Tuesday 5 April 2011

REVIEW: Perfume, by Patrick Süskind (4*)

(Penguin, 2006)

This book had what I call the 'Madame Bovary effect' on me. That is, while I appreciated the plot, the prose and the social history, I wasn't that bothered about the characters and got to the end of the novel thinking, 'Actually, I didn't really like it that much...' I found myself comparing it to Laura Esquivel’s Like Water for Chocolate, with its slightly blunt, spare translation, its intense sensory descriptions and its surreal exaggeration of reality - except that I was blown away by Like Water for Chocolate and wasn't by Perfume.

That said, I can't deny that this is a very accomplished novel. It tells the story of Jean-Baptiste Grenouille, a young man with an incredible nose who can tease apart the threads of scent in even the most hectic of city streets, differentiate between tiny gradients of fragrance, and discern odours that other people can't sense at all. The most elusive and desirable fragrance he encounters is the scent of a young virgin, and his obsessive pursuit of this ideal, his single-minded determination to create the ultimate perfume distilled from unblemished young women at the height of their perfection, leads him on an sinister quest to find the means to that exquisite end. He’s a hideous character, twisted and frightening in his genuine belief in his own crusade, but at the same time you can’t help admiring his genius and feeling some empathy for him despite his own complete lack of it.

The overwhelming level of olfactory description is definitely the main thing that stays with you as you close the book.

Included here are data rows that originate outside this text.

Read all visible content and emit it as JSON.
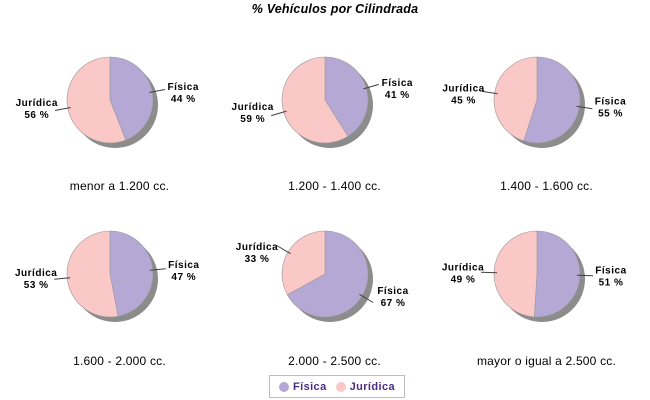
{
  "title": "% Vehículos por Cilindrada",
  "colors": {
    "fisica": "#b5a8d5",
    "juridica": "#fac8c6",
    "shadow": "#8c8c8c",
    "slice_outline": "#999999",
    "leader_line": "#404040",
    "label_text": "#000000",
    "legend_text": "#4a2d87",
    "legend_border": "#bcbccb"
  },
  "legend": {
    "position": "bottom",
    "items": [
      {
        "label": "Física",
        "color": "#b5a8d5"
      },
      {
        "label": "Jurídica",
        "color": "#fac8c6"
      }
    ]
  },
  "chart_data": {
    "type": "pie",
    "title": "% Vehículos por Cilindrada",
    "series": [
      "Física",
      "Jurídica"
    ],
    "unit": "%",
    "label_format": "{value} %",
    "grid": "2 rows x 3 columns",
    "charts": [
      {
        "category": "menor a 1.200 cc.",
        "fisica": 44,
        "juridica": 56
      },
      {
        "category": "1.200 - 1.400 cc.",
        "fisica": 41,
        "juridica": 59
      },
      {
        "category": "1.400 - 1.600 cc.",
        "fisica": 55,
        "juridica": 45
      },
      {
        "category": "1.600 - 2.000 cc.",
        "fisica": 47,
        "juridica": 53
      },
      {
        "category": "2.000 - 2.500 cc.",
        "fisica": 67,
        "juridica": 33
      },
      {
        "category": "mayor o igual a 2.500 cc.",
        "fisica": 51,
        "juridica": 49
      }
    ]
  }
}
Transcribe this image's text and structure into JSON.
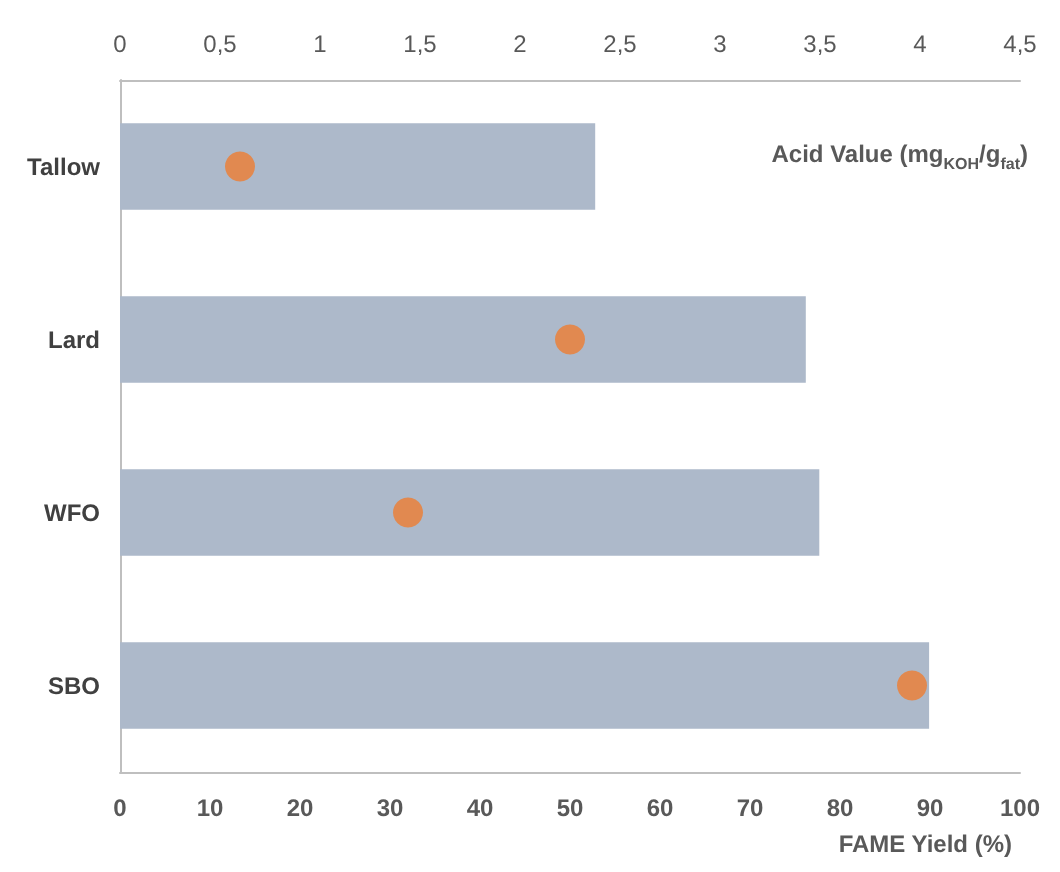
{
  "chart_data": {
    "type": "bar",
    "orientation": "horizontal",
    "categories": [
      "Tallow",
      "Lard",
      "WFO",
      "SBO"
    ],
    "xlabel": "FAME Yield (%)",
    "x2label": "Acid Value (mg$_{KOH}$/g$_{fat}$)",
    "xlim": [
      0,
      100
    ],
    "xticks": [
      0,
      10,
      20,
      30,
      40,
      50,
      60,
      70,
      80,
      90,
      100
    ],
    "x2lim": [
      0,
      4.5
    ],
    "x2ticks": [
      0,
      {
        "value": 0.5,
        "label": "0,5"
      },
      1,
      {
        "value": 1.5,
        "label": "1,5"
      },
      2,
      {
        "value": 2.5,
        "label": "2,5"
      },
      3,
      {
        "value": 3.5,
        "label": "3,5"
      },
      4,
      {
        "value": 4.5,
        "label": "4,5"
      }
    ],
    "series": [
      {
        "color": "#adb9ca",
        "values": [
          52.8,
          76.2,
          77.7,
          89.9
        ]
      },
      {
        "type": "scatter",
        "axis": "x2",
        "marker": "circle",
        "color": "#ed7d31",
        "values": [
          0.6,
          2.25,
          1.44,
          3.96
        ]
      }
    ],
    "grid": false
  }
}
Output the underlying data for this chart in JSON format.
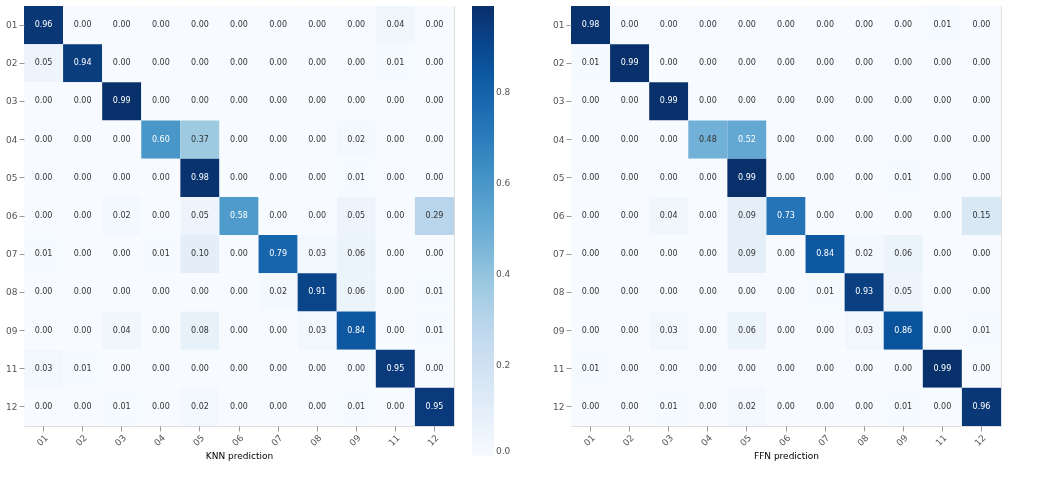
{
  "chart_data": [
    {
      "type": "heatmap",
      "xlabel": "KNN prediction",
      "categories": [
        "01",
        "02",
        "03",
        "04",
        "05",
        "06",
        "07",
        "08",
        "09",
        "11",
        "12"
      ],
      "y_categories": [
        "01",
        "02",
        "03",
        "04",
        "05",
        "06",
        "07",
        "08",
        "09",
        "11",
        "12"
      ],
      "cells": [
        [
          0.96,
          0.0,
          0.0,
          0.0,
          0.0,
          0.0,
          0.0,
          0.0,
          0.0,
          0.04,
          0.0
        ],
        [
          0.05,
          0.94,
          0.0,
          0.0,
          0.0,
          0.0,
          0.0,
          0.0,
          0.0,
          0.01,
          0.0
        ],
        [
          0.0,
          0.0,
          0.99,
          0.0,
          0.0,
          0.0,
          0.0,
          0.0,
          0.0,
          0.0,
          0.0
        ],
        [
          0.0,
          0.0,
          0.0,
          0.6,
          0.37,
          0.0,
          0.0,
          0.0,
          0.02,
          0.0,
          0.0
        ],
        [
          0.0,
          0.0,
          0.0,
          0.0,
          0.98,
          0.0,
          0.0,
          0.0,
          0.01,
          0.0,
          0.0
        ],
        [
          0.0,
          0.0,
          0.02,
          0.0,
          0.05,
          0.58,
          0.0,
          0.0,
          0.05,
          0.0,
          0.29
        ],
        [
          0.01,
          0.0,
          0.0,
          0.01,
          0.1,
          0.0,
          0.79,
          0.03,
          0.06,
          0.0,
          0.0
        ],
        [
          0.0,
          0.0,
          0.0,
          0.0,
          0.0,
          0.0,
          0.02,
          0.91,
          0.06,
          0.0,
          0.01
        ],
        [
          0.0,
          0.0,
          0.04,
          0.0,
          0.08,
          0.0,
          0.0,
          0.03,
          0.84,
          0.0,
          0.01
        ],
        [
          0.03,
          0.01,
          0.0,
          0.0,
          0.0,
          0.0,
          0.0,
          0.0,
          0.0,
          0.95,
          0.0
        ],
        [
          0.0,
          0.0,
          0.01,
          0.0,
          0.02,
          0.0,
          0.0,
          0.0,
          0.01,
          0.0,
          0.95
        ]
      ],
      "cell_labels": [
        [
          "0.96",
          "0.00",
          "0.00",
          "0.00",
          "0.00",
          "0.00",
          "0.00",
          "0.00",
          "0.00",
          "0.04",
          "0.00"
        ],
        [
          "0.05",
          "0.94",
          "0.00",
          "0.00",
          "0.00",
          "0.00",
          "0.00",
          "0.00",
          "0.00",
          "0.01",
          "0.00"
        ],
        [
          "0.00",
          "0.00",
          "0.99",
          "0.00",
          "0.00",
          "0.00",
          "0.00",
          "0.00",
          "0.00",
          "0.00",
          "0.00"
        ],
        [
          "0.00",
          "0.00",
          "0.00",
          "0.60",
          "0.37",
          "0.00",
          "0.00",
          "0.00",
          "0.02",
          "0.00",
          "0.00"
        ],
        [
          "0.00",
          "0.00",
          "0.00",
          "0.00",
          "0.98",
          "0.00",
          "0.00",
          "0.00",
          "0.01",
          "0.00",
          "0.00"
        ],
        [
          "0.00",
          "0.00",
          "0.02",
          "0.00",
          "0.05",
          "0.58",
          "0.00",
          "0.00",
          "0.05",
          "0.00",
          "0.29"
        ],
        [
          "0.01",
          "0.00",
          "0.00",
          "0.01",
          "0.10",
          "0.00",
          "0.79",
          "0.03",
          "0.06",
          "0.00",
          "0.00"
        ],
        [
          "0.00",
          "0.00",
          "0.00",
          "0.00",
          "0.00",
          "0.00",
          "0.02",
          "0.91",
          "0.06",
          "0.00",
          "0.01"
        ],
        [
          "0.00",
          "0.00",
          "0.04",
          "0.00",
          "0.08",
          "0.00",
          "0.00",
          "0.03",
          "0.84",
          "0.00",
          "0.01"
        ],
        [
          "0.03",
          "0.01",
          "0.00",
          "0.00",
          "0.00",
          "0.00",
          "0.00",
          "0.00",
          "0.00",
          "0.95",
          "0.00"
        ],
        [
          "0.00",
          "0.00",
          "0.01",
          "0.00",
          "0.02",
          "0.00",
          "0.00",
          "0.00",
          "0.01",
          "0.00",
          "0.95"
        ]
      ],
      "clim": [
        0,
        0.99
      ],
      "cticks": [
        {
          "value": 0,
          "label": "0.0"
        },
        {
          "value": 0.2,
          "label": "0.2"
        },
        {
          "value": 0.4,
          "label": "0.4"
        },
        {
          "value": 0.6,
          "label": "0.6"
        },
        {
          "value": 0.8,
          "label": "0.8"
        }
      ],
      "grid": false
    },
    {
      "type": "heatmap",
      "xlabel": "FFN prediction",
      "categories": [
        "01",
        "02",
        "03",
        "04",
        "05",
        "06",
        "07",
        "08",
        "09",
        "11",
        "12"
      ],
      "y_categories": [
        "01",
        "02",
        "03",
        "04",
        "05",
        "06",
        "07",
        "08",
        "09",
        "11",
        "12"
      ],
      "cells": [
        [
          0.98,
          0.0,
          0.0,
          0.0,
          0.0,
          0.0,
          0.0,
          0.0,
          0.0,
          0.01,
          0.0
        ],
        [
          0.01,
          0.99,
          0.0,
          0.0,
          0.0,
          0.0,
          0.0,
          0.0,
          0.0,
          0.0,
          0.0
        ],
        [
          0.0,
          0.0,
          0.99,
          0.0,
          0.0,
          0.0,
          0.0,
          0.0,
          0.0,
          0.0,
          0.0
        ],
        [
          0.0,
          0.0,
          0.0,
          0.48,
          0.52,
          0.0,
          0.0,
          0.0,
          0.0,
          0.0,
          0.0
        ],
        [
          0.0,
          0.0,
          0.0,
          0.0,
          0.99,
          0.0,
          0.0,
          0.0,
          0.01,
          0.0,
          0.0
        ],
        [
          0.0,
          0.0,
          0.04,
          0.0,
          0.09,
          0.73,
          0.0,
          0.0,
          0.0,
          0.0,
          0.15
        ],
        [
          0.0,
          0.0,
          0.0,
          0.0,
          0.09,
          0.0,
          0.84,
          0.02,
          0.06,
          0.0,
          0.0
        ],
        [
          0.0,
          0.0,
          0.0,
          0.0,
          0.0,
          0.0,
          0.01,
          0.93,
          0.05,
          0.0,
          0.0
        ],
        [
          0.0,
          0.0,
          0.03,
          0.0,
          0.06,
          0.0,
          0.0,
          0.03,
          0.86,
          0.0,
          0.01
        ],
        [
          0.01,
          0.0,
          0.0,
          0.0,
          0.0,
          0.0,
          0.0,
          0.0,
          0.0,
          0.99,
          0.0
        ],
        [
          0.0,
          0.0,
          0.01,
          0.0,
          0.02,
          0.0,
          0.0,
          0.0,
          0.01,
          0.0,
          0.96
        ]
      ],
      "cell_labels": [
        [
          "0.98",
          "0.00",
          "0.00",
          "0.00",
          "0.00",
          "0.00",
          "0.00",
          "0.00",
          "0.00",
          "0.01",
          "0.00"
        ],
        [
          "0.01",
          "0.99",
          "0.00",
          "0.00",
          "0.00",
          "0.00",
          "0.00",
          "0.00",
          "0.00",
          "0.00",
          "0.00"
        ],
        [
          "0.00",
          "0.00",
          "0.99",
          "0.00",
          "0.00",
          "0.00",
          "0.00",
          "0.00",
          "0.00",
          "0.00",
          "0.00"
        ],
        [
          "0.00",
          "0.00",
          "0.00",
          "0.48",
          "0.52",
          "0.00",
          "0.00",
          "0.00",
          "0.00",
          "0.00",
          "0.00"
        ],
        [
          "0.00",
          "0.00",
          "0.00",
          "0.00",
          "0.99",
          "0.00",
          "0.00",
          "0.00",
          "0.01",
          "0.00",
          "0.00"
        ],
        [
          "0.00",
          "0.00",
          "0.04",
          "0.00",
          "0.09",
          "0.73",
          "0.00",
          "0.00",
          "0.00",
          "0.00",
          "0.15"
        ],
        [
          "0.00",
          "0.00",
          "0.00",
          "0.00",
          "0.09",
          "0.00",
          "0.84",
          "0.02",
          "0.06",
          "0.00",
          "0.00"
        ],
        [
          "0.00",
          "0.00",
          "0.00",
          "0.00",
          "0.00",
          "0.00",
          "0.01",
          "0.93",
          "0.05",
          "0.00",
          "0.00"
        ],
        [
          "0.00",
          "0.00",
          "0.03",
          "0.00",
          "0.06",
          "0.00",
          "0.00",
          "0.03",
          "0.86",
          "0.00",
          "0.01"
        ],
        [
          "0.01",
          "0.00",
          "0.00",
          "0.00",
          "0.00",
          "0.00",
          "0.00",
          "0.00",
          "0.00",
          "0.99",
          "0.00"
        ],
        [
          "0.00",
          "0.00",
          "0.01",
          "0.00",
          "0.02",
          "0.00",
          "0.00",
          "0.00",
          "0.01",
          "0.00",
          "0.96"
        ]
      ],
      "grid": false
    }
  ]
}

Every scent, from flowers to humans to mountain air, is described in a flamboyant and exuberant swell of language. Unlike similar descriptions of taste, for example, or sound, I found it harder to ‘experience’ them as I read, and found that those passages veered from being sublime to, well... a bit much. In fact, that pretty much sums up my feelings about the book as a whole. Sometimes the description was divine, sometimes it was too much. Sometimes the process of perfume distillation and creation was fascinating, sometimes it was too much. Sometimes the more far-fetched or surreal aspects of the plot were deliciously compelling, sometimes they were... yep, you guessed it, too much. This is a novel of excess, of ambition, of genius, with threads of theatricality and black humour running through its pages – and I think every reader will respond differently to the sensory tidal wave. There’s only one way to find out for yourself – strap on your armbands and get swimming!